In the future we are going to use threading a lot more, I've an experimental patch implementing threaded I/O and hopefully this will get real soon or later. Also Redis Modules use threading already and will use it more as well. So the threading story is getting more complex, but that's another story just to clarify what we have / what we'll get.
Comment From: jasone
- Suggested current jemalloc version: 4.5.0 (would suggest stable-4 if Windows were a target).
- Re: allocator to use in Lua, I'd definitely suggest using the same allocator as for the rest of redis, in order to eliminate the possibility of erroneous mixed allocator use. I don't know anything about how redis utilizes Lua; the risks may be very high/low depending on details.
Comment From: antirez
Understood, thank you @jasone.
Comment From: xhochy
Note that we also see the problem reported in https://github.com/antirez/redis/issues/3799#issuecomment-295890322 in Apache Arrow using jemalloc 4.5.0: https://issues.apache.org/jira/browse/ARROW-1282
Building with --with-malloc-conf=dss:disabled avoids the hanging issue.
I started to build up a environment to reproduce this but probably won't be able to continue the work for two weeks. Any suggestion for what to look out would be very helpful.
Comment From: filipecosta90
@xhochy following up on arrow https://issues.apache.org/jira/browse/ARROW-1282 I can see that you provided a fix for jemalloc > 4.x as in https://github.com/jemalloc/jemalloc/pull/1005 correct? @redis/core-team proposing to close it if the above is correct.
Comment From: oranagra
I think we can close this right away. IIUC, the issue started when we upgraded to a new jemalloc (which made some assumptions on sbrk that were later improved?), but since then we upgraded again several times (AFAIK the current version we're using doesn't use sbrk at all anymore).

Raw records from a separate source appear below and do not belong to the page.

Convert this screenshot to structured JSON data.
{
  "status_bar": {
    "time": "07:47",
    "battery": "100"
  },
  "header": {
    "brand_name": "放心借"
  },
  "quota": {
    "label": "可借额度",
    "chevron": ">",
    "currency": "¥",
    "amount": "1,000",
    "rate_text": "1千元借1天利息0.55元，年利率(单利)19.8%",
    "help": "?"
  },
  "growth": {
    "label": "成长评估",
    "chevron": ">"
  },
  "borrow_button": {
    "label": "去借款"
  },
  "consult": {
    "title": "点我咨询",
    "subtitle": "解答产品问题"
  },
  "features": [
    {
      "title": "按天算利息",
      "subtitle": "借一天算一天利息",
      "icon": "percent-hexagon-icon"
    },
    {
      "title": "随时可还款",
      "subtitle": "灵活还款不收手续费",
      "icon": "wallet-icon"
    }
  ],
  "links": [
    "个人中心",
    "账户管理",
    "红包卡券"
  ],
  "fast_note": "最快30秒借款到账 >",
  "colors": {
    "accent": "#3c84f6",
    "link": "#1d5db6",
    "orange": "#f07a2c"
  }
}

The problem is probably caused by the fact our Lua lib uses libc allocator while the rest of redis uses jemalloc, and that's still true, but hopefully it doesn't cause any serious issues anymore. (we can change that if we want, but there are some disadvantages, like causing false sense of fragmentation that the defragger won't be able to fix)
It could be that some distros are building redis to use an external allocator (not the one embedded into redis), and who knows which jemalloc version is being used, so it could still be 4.4.0. but also, even if we change something in the next redis version, these changes will not make a difference since these users may also be still using redis 3.2.